If you are able to gently separate two cats fighting without getting hurt, it is OK to do so. If the cats are feral, it is probably not a good idea to do this because they can carry all kinds of diseases and they may be more likely to attack you in fear than your own cats.
If you can’t/ don’t want to physically intervene, the best option is to distract your cats away from their fight. A toy, a noise or even some food could be a good option. It is important to never ever punish your cats for fighting or scare them when they fight as this will only break your bond with them, and potentially make them more stressed or scared.
If the issue continues do consider a vet visit to rule out any medical issues. Do also look at enlisting an animal behaviourist to help, or consult some handy kitty socialisation videos and books, which could help you help your cat behave better with other cats.

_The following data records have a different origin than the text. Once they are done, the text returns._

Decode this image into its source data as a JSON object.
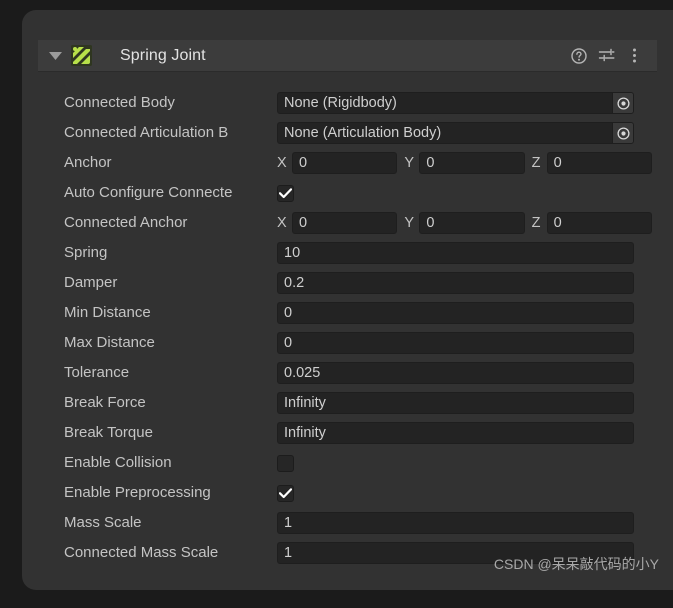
{
  "panel": {
    "header": {
      "title": "Spring Joint",
      "foldout_state": "expanded",
      "icon_name": "spring-joint-icon",
      "icons": [
        {
          "name": "help-icon",
          "label": "?"
        },
        {
          "name": "preset-icon",
          "label": "Preset"
        },
        {
          "name": "more-menu-icon",
          "label": "⋮"
        }
      ]
    },
    "rows": [
      {
        "label": "Connected Body",
        "type": "object",
        "value": "None (Rigidbody)",
        "name": "connected-body"
      },
      {
        "label": "Connected Articulation B",
        "type": "object",
        "value": "None (Articulation Body)",
        "name": "connected-articulation-body"
      },
      {
        "label": "Anchor",
        "type": "vector3",
        "axes": [
          "X",
          "Y",
          "Z"
        ],
        "values": [
          "0",
          "0",
          "0"
        ],
        "name": "anchor"
      },
      {
        "label": "Auto Configure Connecte",
        "type": "checkbox",
        "checked": true,
        "name": "auto-configure-connected-anchor"
      },
      {
        "label": "Connected Anchor",
        "type": "vector3",
        "axes": [
          "X",
          "Y",
          "Z"
        ],
        "values": [
          "0",
          "0",
          "0"
        ],
        "name": "connected-anchor"
      },
      {
        "label": "Spring",
        "type": "text",
        "value": "10",
        "name": "spring"
      },
      {
        "label": "Damper",
        "type": "text",
        "value": "0.2",
        "name": "damper"
      },
      {
        "label": "Min Distance",
        "type": "text",
        "value": "0",
        "name": "min-distance"
      },
      {
        "label": "Max Distance",
        "type": "text",
        "value": "0",
        "name": "max-distance"
      },
      {
        "label": "Tolerance",
        "type": "text",
        "value": "0.025",
        "name": "tolerance"
      },
      {
        "label": "Break Force",
        "type": "text",
        "value": "Infinity",
        "name": "break-force"
      },
      {
        "label": "Break Torque",
        "type": "text",
        "value": "Infinity",
        "name": "break-torque"
      },
      {
        "label": "Enable Collision",
        "type": "checkbox",
        "checked": false,
        "name": "enable-collision"
      },
      {
        "label": "Enable Preprocessing",
        "type": "checkbox",
        "checked": true,
        "name": "enable-preprocessing"
      },
      {
        "label": "Mass Scale",
        "type": "text",
        "value": "1",
        "name": "mass-scale"
      },
      {
        "label": "Connected Mass Scale",
        "type": "text",
        "value": "1",
        "name": "connected-mass-scale"
      }
    ]
  },
  "watermark": {
    "text": "CSDN @呆呆敲代码的小Y"
  },
  "colors": {
    "panel_bg": "#323232",
    "header_bg": "#3c3c3c",
    "field_bg": "#232323",
    "label_text": "#c4c4c4",
    "value_text": "#cfcfcf",
    "title_text": "#e3e3e3",
    "accent_icon": "#b8e04a",
    "page_bg": "#1b1b1b"
  }
}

If your cat is getting attacked by a feral cat in your yard regularly it is a good idea to keep your cat indoors permanently, or temporarily whilst you try to stop the other cat coming into your yard. You could try and find the ‘invader’ cat’s owner and ask if it can be prevented from coming to your yard. You could also try harness training your cat, so they become confident outside and other cats are unlikely to approach them because you are present.
When it comes to feral cats fighting in your garden, it will be a little bit more tricky to stop that happening. There are over 70 million feral cats in America alone, so they’re not going away anytime soon!
Using natural products that cats don’t like such as: lavender plants, citrus spray, orange peels, predator urine (usually bought online) and gravel/ mulch can be effective. You may also want to contact your local trap-neuter-release program to see if they can help prevent your local feral group getting any bigger.
“If we don’t end war, war will end us.” – H.G. Wells
Kitties at war is not what anybody wants. They are fluffy, cute, and innocent and as owners, we want them to stay that way, unharmed.
With your understanding, proactive measures, and calm approach you can prevent your kitties from getting into conflict for a peaceful, purrfect future.